Mais M. Gibbs, également de Northampton, affirme maintenant que, alors qu’il se trouvait à l’hôpital général de Northampton avant sa mort, M. Panther avait dicté un nouveau testament, lui laissant tout.

Daté du 11 septembre 2016, le testament, que M. Gibbs dit avoir transcrit sur les instructions de son vieil ami, stipule que ” si je meurs “, sa succession ira à ” mon meilleur ami “, ce qui, selon M. Gibbs, ne peut que se référer à lui .

“M. Gibbs et le défunt étaient des amis de longue date, se connaissant depuis environ 77 ans”, déclare son avocat, Chris Bryden, dans des documents déposés au Central London County Court avant le procès de l’année prochaine.

«Ils partageaient un vif intérêt pour l’astronomie et ont créé ensemble un observatoire. Le défunt a acheté les locaux et M. Gibbs a fourni l’équipement de cet observatoire.

«Il est admis et confirmé que le testament de 2016 ne fait pas référence à M. Gibbs par son nom mais plutôt au« meilleur ami ». Cependant, la conclusion convaincante est que le défunt par cette phrase faisait référence à M. Gibbs.

«Le défunt a dicté les termes du testament de 2016 à M. Gibbs.
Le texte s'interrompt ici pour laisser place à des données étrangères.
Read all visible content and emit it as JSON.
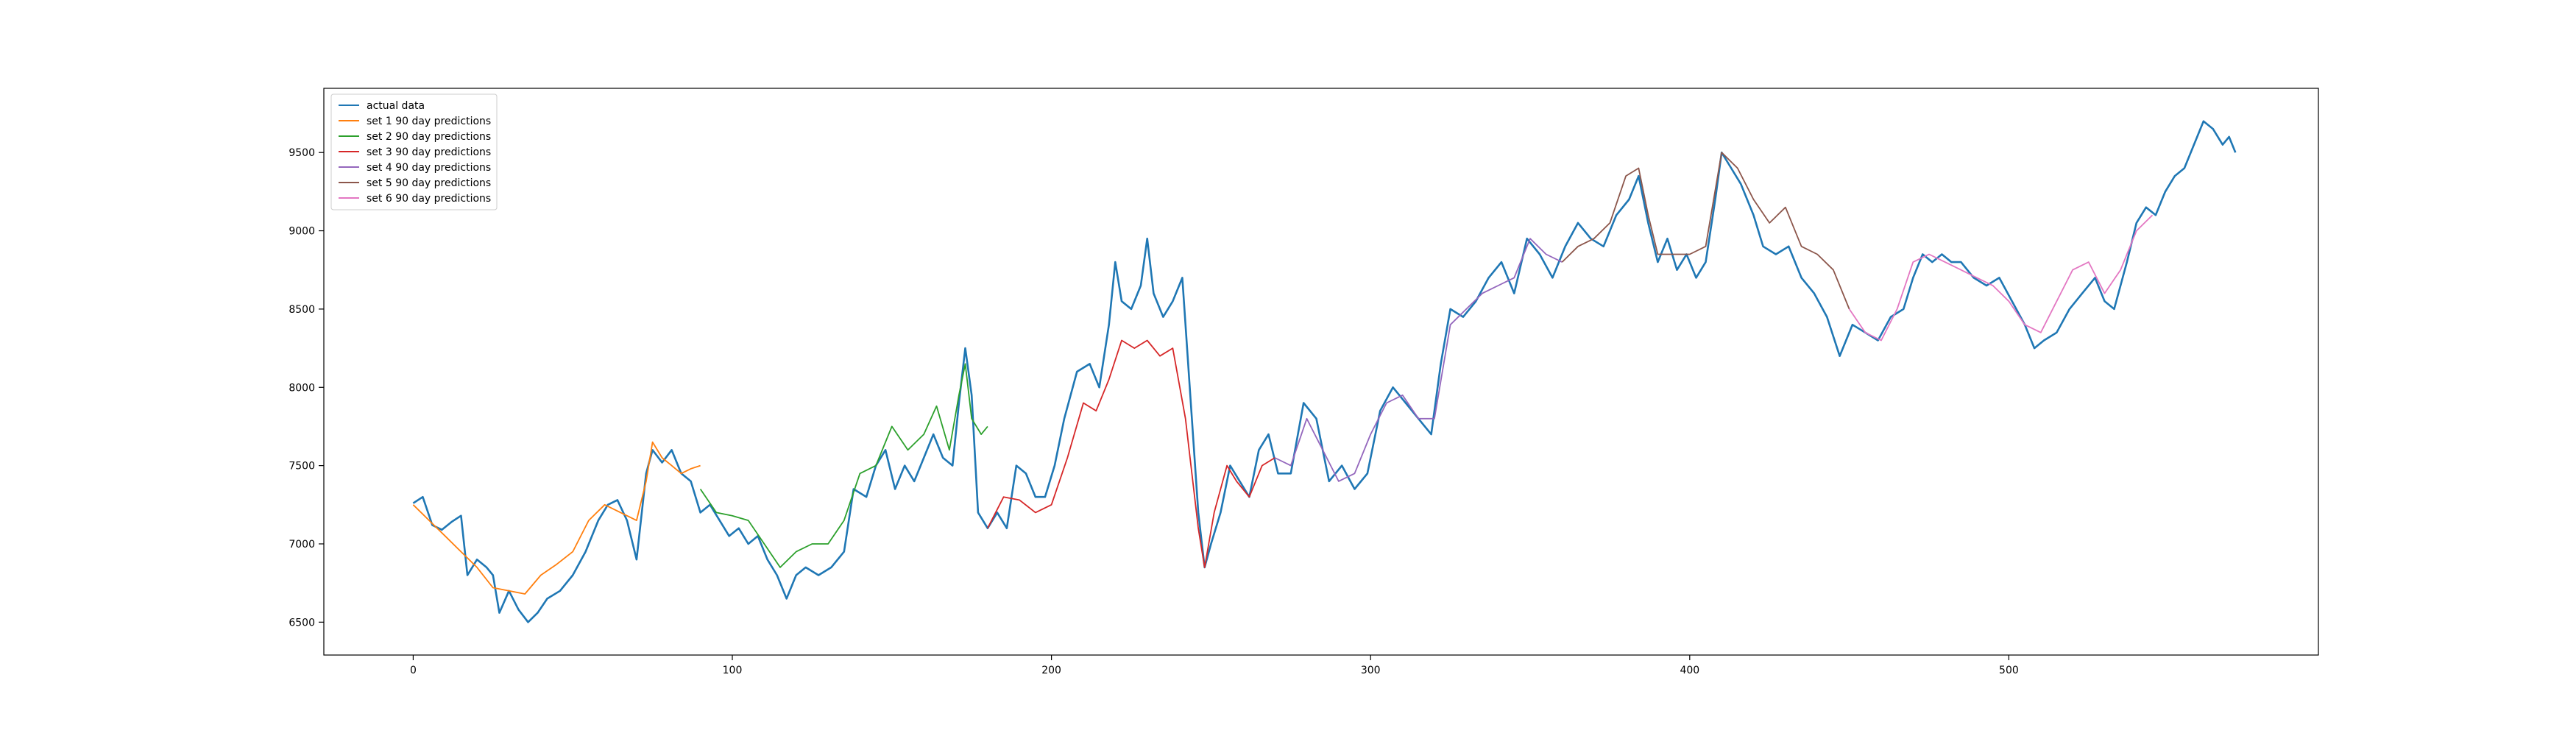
{
  "chart_data": {
    "type": "line",
    "title": "",
    "xlabel": "",
    "ylabel": "",
    "xlim": [
      -28,
      597
    ],
    "ylim": [
      6290,
      9910
    ],
    "xticks": [
      0,
      100,
      200,
      300,
      400,
      500
    ],
    "yticks": [
      6500,
      7000,
      7500,
      8000,
      8500,
      9000,
      9500
    ],
    "grid": false,
    "legend_position": "upper-left",
    "series": [
      {
        "name": "actual data",
        "color": "#1f77b4",
        "points": [
          [
            0,
            7260
          ],
          [
            3,
            7300
          ],
          [
            6,
            7120
          ],
          [
            9,
            7090
          ],
          [
            12,
            7140
          ],
          [
            15,
            7180
          ],
          [
            17,
            6800
          ],
          [
            20,
            6900
          ],
          [
            23,
            6850
          ],
          [
            25,
            6800
          ],
          [
            27,
            6560
          ],
          [
            30,
            6700
          ],
          [
            33,
            6580
          ],
          [
            36,
            6500
          ],
          [
            39,
            6560
          ],
          [
            42,
            6650
          ],
          [
            46,
            6700
          ],
          [
            50,
            6800
          ],
          [
            54,
            6950
          ],
          [
            58,
            7150
          ],
          [
            61,
            7250
          ],
          [
            64,
            7280
          ],
          [
            67,
            7150
          ],
          [
            70,
            6900
          ],
          [
            73,
            7450
          ],
          [
            75,
            7600
          ],
          [
            78,
            7520
          ],
          [
            81,
            7600
          ],
          [
            84,
            7450
          ],
          [
            87,
            7400
          ],
          [
            90,
            7200
          ],
          [
            93,
            7250
          ],
          [
            96,
            7150
          ],
          [
            99,
            7050
          ],
          [
            102,
            7100
          ],
          [
            105,
            7000
          ],
          [
            108,
            7050
          ],
          [
            111,
            6900
          ],
          [
            114,
            6800
          ],
          [
            117,
            6650
          ],
          [
            120,
            6800
          ],
          [
            123,
            6850
          ],
          [
            127,
            6800
          ],
          [
            131,
            6850
          ],
          [
            135,
            6950
          ],
          [
            138,
            7350
          ],
          [
            142,
            7300
          ],
          [
            145,
            7500
          ],
          [
            148,
            7600
          ],
          [
            151,
            7350
          ],
          [
            154,
            7500
          ],
          [
            157,
            7400
          ],
          [
            160,
            7550
          ],
          [
            163,
            7700
          ],
          [
            166,
            7550
          ],
          [
            169,
            7500
          ],
          [
            171,
            7900
          ],
          [
            173,
            8250
          ],
          [
            175,
            7950
          ],
          [
            177,
            7200
          ],
          [
            180,
            7100
          ],
          [
            183,
            7200
          ],
          [
            186,
            7100
          ],
          [
            189,
            7500
          ],
          [
            192,
            7450
          ],
          [
            195,
            7300
          ],
          [
            198,
            7300
          ],
          [
            201,
            7500
          ],
          [
            204,
            7800
          ],
          [
            208,
            8100
          ],
          [
            212,
            8150
          ],
          [
            215,
            8000
          ],
          [
            218,
            8400
          ],
          [
            220,
            8800
          ],
          [
            222,
            8550
          ],
          [
            225,
            8500
          ],
          [
            228,
            8650
          ],
          [
            230,
            8950
          ],
          [
            232,
            8600
          ],
          [
            235,
            8450
          ],
          [
            238,
            8550
          ],
          [
            241,
            8700
          ],
          [
            244,
            7800
          ],
          [
            246,
            7200
          ],
          [
            248,
            6850
          ],
          [
            250,
            7000
          ],
          [
            253,
            7200
          ],
          [
            256,
            7500
          ],
          [
            259,
            7400
          ],
          [
            262,
            7300
          ],
          [
            265,
            7600
          ],
          [
            268,
            7700
          ],
          [
            271,
            7450
          ],
          [
            275,
            7450
          ],
          [
            279,
            7900
          ],
          [
            283,
            7800
          ],
          [
            287,
            7400
          ],
          [
            291,
            7500
          ],
          [
            295,
            7350
          ],
          [
            299,
            7450
          ],
          [
            303,
            7850
          ],
          [
            307,
            8000
          ],
          [
            311,
            7900
          ],
          [
            315,
            7800
          ],
          [
            319,
            7700
          ],
          [
            322,
            8150
          ],
          [
            325,
            8500
          ],
          [
            329,
            8450
          ],
          [
            333,
            8550
          ],
          [
            337,
            8700
          ],
          [
            341,
            8800
          ],
          [
            345,
            8600
          ],
          [
            349,
            8950
          ],
          [
            353,
            8850
          ],
          [
            357,
            8700
          ],
          [
            361,
            8900
          ],
          [
            365,
            9050
          ],
          [
            369,
            8950
          ],
          [
            373,
            8900
          ],
          [
            377,
            9100
          ],
          [
            381,
            9200
          ],
          [
            384,
            9350
          ],
          [
            387,
            9050
          ],
          [
            390,
            8800
          ],
          [
            393,
            8950
          ],
          [
            396,
            8750
          ],
          [
            399,
            8850
          ],
          [
            402,
            8700
          ],
          [
            405,
            8800
          ],
          [
            408,
            9200
          ],
          [
            410,
            9500
          ],
          [
            413,
            9400
          ],
          [
            416,
            9300
          ],
          [
            420,
            9100
          ],
          [
            423,
            8900
          ],
          [
            427,
            8850
          ],
          [
            431,
            8900
          ],
          [
            435,
            8700
          ],
          [
            439,
            8600
          ],
          [
            443,
            8450
          ],
          [
            447,
            8200
          ],
          [
            451,
            8400
          ],
          [
            455,
            8350
          ],
          [
            459,
            8300
          ],
          [
            463,
            8450
          ],
          [
            467,
            8500
          ],
          [
            470,
            8700
          ],
          [
            473,
            8850
          ],
          [
            476,
            8800
          ],
          [
            479,
            8850
          ],
          [
            482,
            8800
          ],
          [
            485,
            8800
          ],
          [
            489,
            8700
          ],
          [
            493,
            8650
          ],
          [
            497,
            8700
          ],
          [
            501,
            8550
          ],
          [
            505,
            8400
          ],
          [
            508,
            8250
          ],
          [
            511,
            8300
          ],
          [
            515,
            8350
          ],
          [
            519,
            8500
          ],
          [
            523,
            8600
          ],
          [
            527,
            8700
          ],
          [
            530,
            8550
          ],
          [
            533,
            8500
          ],
          [
            537,
            8800
          ],
          [
            540,
            9050
          ],
          [
            543,
            9150
          ],
          [
            546,
            9100
          ],
          [
            549,
            9250
          ],
          [
            552,
            9350
          ],
          [
            555,
            9400
          ],
          [
            558,
            9550
          ],
          [
            561,
            9700
          ],
          [
            564,
            9650
          ],
          [
            567,
            9550
          ],
          [
            569,
            9600
          ],
          [
            571,
            9500
          ]
        ]
      },
      {
        "name": "set 1 90 day predictions",
        "color": "#ff7f0e",
        "points": [
          [
            0,
            7250
          ],
          [
            5,
            7150
          ],
          [
            10,
            7050
          ],
          [
            15,
            6950
          ],
          [
            20,
            6850
          ],
          [
            25,
            6720
          ],
          [
            30,
            6700
          ],
          [
            35,
            6680
          ],
          [
            40,
            6800
          ],
          [
            45,
            6870
          ],
          [
            50,
            6950
          ],
          [
            55,
            7150
          ],
          [
            60,
            7250
          ],
          [
            65,
            7200
          ],
          [
            70,
            7150
          ],
          [
            73,
            7400
          ],
          [
            75,
            7650
          ],
          [
            78,
            7550
          ],
          [
            81,
            7500
          ],
          [
            84,
            7450
          ],
          [
            87,
            7480
          ],
          [
            90,
            7500
          ]
        ]
      },
      {
        "name": "set 2 90 day predictions",
        "color": "#2ca02c",
        "points": [
          [
            90,
            7350
          ],
          [
            95,
            7200
          ],
          [
            100,
            7180
          ],
          [
            105,
            7150
          ],
          [
            110,
            7000
          ],
          [
            115,
            6850
          ],
          [
            120,
            6950
          ],
          [
            125,
            7000
          ],
          [
            130,
            7000
          ],
          [
            135,
            7150
          ],
          [
            140,
            7450
          ],
          [
            145,
            7500
          ],
          [
            150,
            7750
          ],
          [
            155,
            7600
          ],
          [
            160,
            7700
          ],
          [
            164,
            7880
          ],
          [
            168,
            7600
          ],
          [
            171,
            7950
          ],
          [
            173,
            8150
          ],
          [
            175,
            7800
          ],
          [
            178,
            7700
          ],
          [
            180,
            7750
          ]
        ]
      },
      {
        "name": "set 3 90 day predictions",
        "color": "#d62728",
        "points": [
          [
            180,
            7100
          ],
          [
            185,
            7300
          ],
          [
            190,
            7280
          ],
          [
            195,
            7200
          ],
          [
            200,
            7250
          ],
          [
            205,
            7550
          ],
          [
            210,
            7900
          ],
          [
            214,
            7850
          ],
          [
            218,
            8050
          ],
          [
            222,
            8300
          ],
          [
            226,
            8250
          ],
          [
            230,
            8300
          ],
          [
            234,
            8200
          ],
          [
            238,
            8250
          ],
          [
            242,
            7800
          ],
          [
            246,
            7100
          ],
          [
            248,
            6850
          ],
          [
            251,
            7200
          ],
          [
            255,
            7500
          ],
          [
            258,
            7400
          ],
          [
            262,
            7300
          ],
          [
            266,
            7500
          ],
          [
            270,
            7550
          ]
        ]
      },
      {
        "name": "set 4 90 day predictions",
        "color": "#9467bd",
        "points": [
          [
            270,
            7550
          ],
          [
            275,
            7500
          ],
          [
            280,
            7800
          ],
          [
            285,
            7600
          ],
          [
            290,
            7400
          ],
          [
            295,
            7450
          ],
          [
            300,
            7700
          ],
          [
            305,
            7900
          ],
          [
            310,
            7950
          ],
          [
            315,
            7800
          ],
          [
            320,
            7800
          ],
          [
            325,
            8400
          ],
          [
            330,
            8500
          ],
          [
            335,
            8600
          ],
          [
            340,
            8650
          ],
          [
            345,
            8700
          ],
          [
            350,
            8950
          ],
          [
            355,
            8850
          ],
          [
            360,
            8800
          ]
        ]
      },
      {
        "name": "set 5 90 day predictions",
        "color": "#8c564b",
        "points": [
          [
            360,
            8800
          ],
          [
            365,
            8900
          ],
          [
            370,
            8950
          ],
          [
            375,
            9050
          ],
          [
            380,
            9350
          ],
          [
            384,
            9400
          ],
          [
            387,
            9100
          ],
          [
            390,
            8850
          ],
          [
            395,
            8850
          ],
          [
            400,
            8850
          ],
          [
            405,
            8900
          ],
          [
            410,
            9500
          ],
          [
            415,
            9400
          ],
          [
            420,
            9200
          ],
          [
            425,
            9050
          ],
          [
            430,
            9150
          ],
          [
            435,
            8900
          ],
          [
            440,
            8850
          ],
          [
            445,
            8750
          ],
          [
            450,
            8500
          ]
        ]
      },
      {
        "name": "set 6 90 day predictions",
        "color": "#e377c2",
        "points": [
          [
            450,
            8500
          ],
          [
            455,
            8350
          ],
          [
            460,
            8300
          ],
          [
            465,
            8500
          ],
          [
            470,
            8800
          ],
          [
            475,
            8850
          ],
          [
            480,
            8800
          ],
          [
            485,
            8750
          ],
          [
            490,
            8700
          ],
          [
            495,
            8650
          ],
          [
            500,
            8550
          ],
          [
            505,
            8400
          ],
          [
            510,
            8350
          ],
          [
            515,
            8550
          ],
          [
            520,
            8750
          ],
          [
            525,
            8800
          ],
          [
            530,
            8600
          ],
          [
            535,
            8750
          ],
          [
            540,
            9000
          ],
          [
            545,
            9100
          ]
        ]
      }
    ]
  }
}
Il est donc naturel qu’il ait utilisé une expression familière, plutôt que de l’identifier par son nom.

“Le sens ordinaire et naturel de l’expression” meilleur ami “et l’intention du défunt était clairement de faire référence à M. Gibbs.”

Mais la BAA nie que le document de 2016 ait été dûment signé car il ne nommait pas réellement le bénéficiaire.

Ils soulèvent également des questions sur la façon dont cela a été observé, tout en insistant sur le fait que M. Panther était très fragile et vulnérable à l’époque et ne comprenait pas pleinement ce qu’il faisait.

Avant la rédaction du testament, selon le BBA, il avait fait une chute à la maison et avait été hospitalisé et le personnel médical aurait déclaré qu’il “avait du mal à comprendre” les communications.